Floyd Mayweather 'always bet on black' advert banned on race grounds

Banned Paddy Power Ad

A newspaper advert featuring boxer Floyd Mayweather Jr that encouraged readers to "always bet on black" has been banned.

The Advertising Standards Authority (ASA) ruled the Paddy Power ad was "likely to cause serious offence on the grounds of race".

The bookmaker has been warned not to make a similar mistake in the future.

Paddy Power said it did not believe the advertisement was derogatory, distasteful or offensive.

The phrase used in the advert, which appeared in the Evening Standard and Metro newspapers in August, is a line from the Wesley Snipes film "Passenger 57".

It was used ahead of American Mayweather's controversial fight against Irishman Conor McGregor.

In its ruling, the ASA said: "We acknowledged that the headline claim did not make a negative statement about Floyd Mayweather's race and had endorsed him to win the match.

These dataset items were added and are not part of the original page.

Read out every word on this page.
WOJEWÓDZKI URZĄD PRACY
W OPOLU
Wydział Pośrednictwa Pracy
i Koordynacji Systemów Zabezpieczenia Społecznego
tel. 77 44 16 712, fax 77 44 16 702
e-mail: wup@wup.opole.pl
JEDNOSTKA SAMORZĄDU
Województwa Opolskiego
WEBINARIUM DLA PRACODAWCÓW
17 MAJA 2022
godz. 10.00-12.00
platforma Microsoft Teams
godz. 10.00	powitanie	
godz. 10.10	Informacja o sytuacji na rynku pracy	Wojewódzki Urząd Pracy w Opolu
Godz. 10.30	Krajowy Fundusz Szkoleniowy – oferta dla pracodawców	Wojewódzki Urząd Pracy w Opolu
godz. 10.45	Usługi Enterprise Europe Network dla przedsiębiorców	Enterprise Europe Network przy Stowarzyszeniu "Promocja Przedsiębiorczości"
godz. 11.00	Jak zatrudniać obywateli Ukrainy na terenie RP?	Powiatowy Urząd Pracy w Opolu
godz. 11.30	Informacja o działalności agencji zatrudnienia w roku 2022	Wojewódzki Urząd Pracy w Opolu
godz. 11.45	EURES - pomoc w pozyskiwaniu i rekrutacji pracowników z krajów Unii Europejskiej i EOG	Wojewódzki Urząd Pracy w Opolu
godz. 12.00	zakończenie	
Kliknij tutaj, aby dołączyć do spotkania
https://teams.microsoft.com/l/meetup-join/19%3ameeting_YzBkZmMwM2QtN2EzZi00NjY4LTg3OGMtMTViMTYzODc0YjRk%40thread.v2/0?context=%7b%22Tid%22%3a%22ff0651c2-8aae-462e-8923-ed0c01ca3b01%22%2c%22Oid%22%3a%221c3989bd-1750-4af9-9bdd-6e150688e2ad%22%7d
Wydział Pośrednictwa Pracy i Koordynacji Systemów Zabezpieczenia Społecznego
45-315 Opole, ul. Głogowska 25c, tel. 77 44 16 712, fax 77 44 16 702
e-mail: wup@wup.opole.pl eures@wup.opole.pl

"We also acknowledged that Floyd Mayweather had authorised the claim.

"However, we considered that readers would nevertheless be offended by the invitation to always bet on the outcome of a boxing match based on a boxer's race, and the message that the boxing match was a fight between two different races."

'Sexually suggestive' TV advert banned

David Coulthard safe driving app ad banned

Image copyright Reuters
Image caption The offending slogan was embroidered on the boxer's trunks at the weigh-in

Paddy Power said Mayweather had found the line funny, rather than offensive or derogatory.

It also pointed out that the phrase "always bet on black" had been embroidered on the underwear Mayweather wore at the official weigh-in for his fight.

The regulator has also banned a television advert featuring ex-Formula One star David Coulthard for encouraging dangerous driving.

The extended ad for a new "safe driving" app from car insurance firm Aviva prompted 58 complains to the ASA.

In the ad, Coulthard, wearing a false beard, plays the part of a cab driver who performs high-speed stunts on public roads with shocked passengers in the back.

At the end of the journey, Coulthard asked them to pay for the ride, before revealing his true identity.

A disclaimer warns viewers not to copy scenes.

The ASA said: "It featured reckless driving on public roads and therefore encouraged dangerous and irresponsible driving."

Aviva unsuccessfully argued that Coulthard's stunts "encouraged and promoted" safer driving.